A strong earthquake with a preliminary magnitude of at least 6.1 hit the western Greek island of Lefkada on Tuesday, leaving two people reported dead and damaging roads and buildings.
The temblor was felt across western Greece, with people on Lefkada and the nearby Ionian Sea island of Kefalonia rushing out onto the streets. The fire department said it was sending crews to Lefkada to assess the situation and help cleanup efforts.
The Athens Geodynamic Institute said the undersea quake had a preliminary magnitude of 6.1 and occurred at 9:10 a.m. (0710 GMT) off Greece’s western mainland, about 300 kilometers (186 miles) west of Athens. The U.S. Geological Survey put the preliminary magnitude at 6.5. Different agencies often have varying preliminary magnitudes in the hours and sometimes days after a quake.

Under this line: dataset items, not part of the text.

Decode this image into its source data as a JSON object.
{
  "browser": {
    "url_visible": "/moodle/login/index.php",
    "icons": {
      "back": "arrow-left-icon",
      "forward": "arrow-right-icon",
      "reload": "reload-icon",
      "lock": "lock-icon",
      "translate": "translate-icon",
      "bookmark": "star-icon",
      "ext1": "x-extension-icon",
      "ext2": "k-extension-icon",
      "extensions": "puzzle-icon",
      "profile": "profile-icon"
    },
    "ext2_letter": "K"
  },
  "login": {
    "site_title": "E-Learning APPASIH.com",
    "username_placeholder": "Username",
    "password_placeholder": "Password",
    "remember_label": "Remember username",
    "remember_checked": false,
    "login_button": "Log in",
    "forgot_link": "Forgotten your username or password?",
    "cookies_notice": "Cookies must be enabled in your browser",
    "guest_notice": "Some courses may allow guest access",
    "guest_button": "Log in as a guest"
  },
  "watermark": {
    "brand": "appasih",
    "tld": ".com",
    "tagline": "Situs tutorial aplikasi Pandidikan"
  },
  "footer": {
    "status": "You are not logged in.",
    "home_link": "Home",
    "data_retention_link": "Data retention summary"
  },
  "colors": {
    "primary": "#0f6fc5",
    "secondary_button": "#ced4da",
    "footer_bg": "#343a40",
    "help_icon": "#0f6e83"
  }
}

The fire department said an 82-year-old woman was killed in the village of Athani when a wall collapsed on her. And the regional governor’s office said they had received a “credible report” of a second fatality, while the island’s network of mountainous roads was damaged by landslides. Schools were shut on both Lefkada and Kefalonia as a precaution.
Ionian Islands regional governor Theodoros Galiatsatos said on state-run television ERT that authorities were waiting for more detailed information from the fire department. Aftershocks were also hitting the island — including one with a 5.2 magnitude more than an hour after the main quake — and Galiatsatos called on residents to avoid any structures that appeared damaged until authorities could assess their safety.
Earthquakes are common in Greece, which is one of the world’s most seismically active areas, though serious injuries and deaths are rare. A severe quake near Athens in 1999 killed 143 people, and caused extensive damage through the Greek capital.
The Ionian is particularly seismically active, and new buildings on the area’s islands are constructed to strict anti-seismic standards. Kefalonia was struck by a series of strong earthquakes, two of them with magnitudes of around 6, in January 2014, causing damage and minor injuries but no fatalities.
Those temblors awakened memories of catastrophic 1953 quakes that flattened nearly all the island’s structures, killing hundreds of people.